HOME > MUTUAL FUND > EXPERT VIEWS
  EXPERT VIEWS
MUTUAL FUND NEWS
Goverment is likely to focus on infrastructure: Rohit Singhania
Thu, Jul 03, 2014
Source : Jeni Shukla, Citrus Interactive

Rohit Singhania manages DSP BlackRock TIGER Fund.  He is also the Co-Fund Manager for DSP BlackRock Natural Resources and New Energy Fund. He is a Research Analyst focusing on sectors like Auto, Auto to, Auto Ancillaries, Metals, Infrastructure, Sugar and Hotels. Rohit joined DSP BlackRock Investment Managers in September 2005, as Portfolio Analyst for the firm's Portfolio Management Services (PMS) division. He was transferred to the Institutional Equities Team of DSP BlackRock Investment Managers in June 2009.

In an interview with Jeni Shukla he shares his views on the DSP BlackRock TIGER Fund – which is focused on infrastructure and economic reforms. Looking at this sector is relevant in the current backdrop of expectations on this front from the new government.

What is your view on the infrastructure sector?

In the next 9 to 12 months, we do not expect any big-ticket projects or reforms to be announced by the new government. A lot of things have been left incomplete in the last one and a half to two years in terms of approvals of projects. The previous government had set up the Cabinet Committee on Investments (CCI) which cleared about 85-90 projects worth thousands of crores. The current government just needs to get these executed as these are the low-hanging fruits. Many companies have a lot of money as capital work-in-progress or have taken lot of debt and are not getting any returns. The working capital cycle should pick up with the clearances and execution in place. In the banking space too, we are seeing downgrades in book value and rising NPAs every quarter. With payments coming in and execution taking place, this situation is expected to improve. After the Budget of 2015, the government might announce big projects. By that time I hope the interest rates should have also come down.

 

What is the fund management style and approach for DSPBR TIGER Fund?
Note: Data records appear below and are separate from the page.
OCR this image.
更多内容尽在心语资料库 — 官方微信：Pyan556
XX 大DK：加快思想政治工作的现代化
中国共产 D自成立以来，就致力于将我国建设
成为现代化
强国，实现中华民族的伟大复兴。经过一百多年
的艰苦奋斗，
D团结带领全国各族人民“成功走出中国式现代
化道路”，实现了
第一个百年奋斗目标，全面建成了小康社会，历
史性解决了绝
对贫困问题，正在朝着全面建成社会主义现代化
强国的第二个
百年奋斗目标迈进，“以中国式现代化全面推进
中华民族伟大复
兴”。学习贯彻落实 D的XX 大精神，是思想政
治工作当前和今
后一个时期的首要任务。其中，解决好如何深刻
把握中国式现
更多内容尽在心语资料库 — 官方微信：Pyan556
In terms of the overall construct of the fund, as it’s related to the theme of infrastructure and economic reform, the starting point is a top-down approach, keeping in mind factors like the political environment, macro-economic situation, prevailing interest rates and policy expectations among others. After looking at the broad macro-environment , we analyse which sectors (roads, power etc) will do well, which sub-sectors will do well and which companies within the sector will do well. The key areas of focus are our confidence on management, strength of the balance sheet, the order book and its execution cycle.

 

Why was S&P BSE 100 chosen as the benchmark?           

At the time when the fund was launched in early 2004, there wasn’t any benchmark available which were related to the infra space. We also had the element of economic reforms. Hence the S&P BSE 100 was the best benchmark which describes around 65% of the fund. I cannot include IT, FMCG and Pharma which is about 35% of the portfolio of BSE 100.

 

What is the approach that you have towards stock selection?

We have been taking a very fundamental approach to stock selection. In January 2010, the expectation was that things are not going to be great for this sector. At that time, we just focused on balance sheet and management. We also bought sectors that would fall lesser. We were overweight on financials. We had exposure to oil and gas in June 2010- January 2011. We do not buy stocks with low quality even though they may have benefitted from market euphoria.

 

Which industries within the infrastructure space are you overweight/underweight on?             

If you look at broad sectors you have power companies, road, construction and asset owners. Compared to the benchmark, we are overweight on everything in relative terms. We expect the road and power sector to benefit in the near term. With new orders starting to come in, power equipment manufacturers will benefit. Asset owners like road owners are expected to benefit if there is buoyancy in the economy and the road traffic picks up. The same is the case with ports and other asset owners. With the current base of assets their ROEs would start to look better.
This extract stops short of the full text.